高齢鳥は旧友に会えないと馴染みの場所から旅立つ
研究者らは行動観察データから、鳥たちがどれだけ正確に1つの場所に戻ってくるか(「場所への忠実性」)と、どの鳥が戻ってどの鳥は戻らないのかを整理しました。
そして、鳥たちの「場所への忠実性」がさまざまな要素によってどう変化するのかを確認しました。
その結果、観察地であるサンタクルーズ植物園で冬を越す回数が多いキガシラシトドほど、群れから離れることが少ないことが明らかとなりました。
それだけではありません。さらにデータを分析すると、より感傷的な図式が浮かび上がってきました。
前に群れを形成していた仲間に会えない年は、以前に滞在していた場所から遠く離れる傾向があったのです。
この傾向は、特に複数年同じ場所で過ごした鳥の群れに強くみられ、植物園で2年目を過ごす鳥の群れの観察では、生息地を離れる傾向はほぼみられませんでした。

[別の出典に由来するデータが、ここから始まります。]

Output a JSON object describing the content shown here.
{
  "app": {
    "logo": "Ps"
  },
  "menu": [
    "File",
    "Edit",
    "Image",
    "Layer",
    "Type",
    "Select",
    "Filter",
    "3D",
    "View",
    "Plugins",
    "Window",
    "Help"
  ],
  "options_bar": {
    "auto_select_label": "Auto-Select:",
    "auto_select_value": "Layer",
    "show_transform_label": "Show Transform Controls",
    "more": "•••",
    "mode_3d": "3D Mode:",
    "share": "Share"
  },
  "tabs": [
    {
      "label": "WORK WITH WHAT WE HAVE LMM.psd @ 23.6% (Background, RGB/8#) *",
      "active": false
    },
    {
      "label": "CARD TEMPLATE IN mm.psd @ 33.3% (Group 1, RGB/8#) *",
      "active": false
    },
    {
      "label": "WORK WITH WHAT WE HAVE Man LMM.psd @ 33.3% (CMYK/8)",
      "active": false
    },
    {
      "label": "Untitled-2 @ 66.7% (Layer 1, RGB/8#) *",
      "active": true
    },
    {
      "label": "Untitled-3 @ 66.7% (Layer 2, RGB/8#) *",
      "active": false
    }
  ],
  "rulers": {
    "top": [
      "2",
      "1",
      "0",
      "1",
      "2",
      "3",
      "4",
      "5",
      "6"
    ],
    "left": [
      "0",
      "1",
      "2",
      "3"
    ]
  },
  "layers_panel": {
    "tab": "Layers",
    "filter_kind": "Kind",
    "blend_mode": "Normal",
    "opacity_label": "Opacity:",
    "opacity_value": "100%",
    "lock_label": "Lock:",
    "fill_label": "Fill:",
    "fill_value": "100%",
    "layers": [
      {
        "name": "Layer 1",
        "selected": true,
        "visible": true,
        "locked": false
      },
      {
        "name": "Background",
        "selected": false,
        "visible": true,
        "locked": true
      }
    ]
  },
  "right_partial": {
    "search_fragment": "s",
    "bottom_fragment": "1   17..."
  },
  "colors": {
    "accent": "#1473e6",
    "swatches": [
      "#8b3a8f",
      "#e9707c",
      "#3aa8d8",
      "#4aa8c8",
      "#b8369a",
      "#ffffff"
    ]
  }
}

研究者によれば「2年目のキガシラシトドたちは、堅い絆で結ばれるに至っていない可能性がある」そうで、旧友との再会がとくに高齢の鳥にとって大きな意味を持っていたことが推測できます。
キガシラシトドが同じ場所に戻る動機は、その場所の資源だけでなく、そこで再会できるかもしれない鳥仲間にあるのかもしれません。
研究者らによれば、カナダ北部やアラスカに渡ったキガシラシトドが戻ってくる確率は約50%。困難を乗り越えた「旧友」は、協力関係や喧嘩のない穏やかな時間など、特別な利益をもたらす可能性があります。
高齢キガシラシトドにとって仲間との絆は、場所が提供してくれる資源と同じくらい重要なものなのかもしれないと、研究者らは述べています。
「仲間と一緒にいることを好むからつるむのか、他の個体との争いを避けるためにつるむのか、理由はわかりません。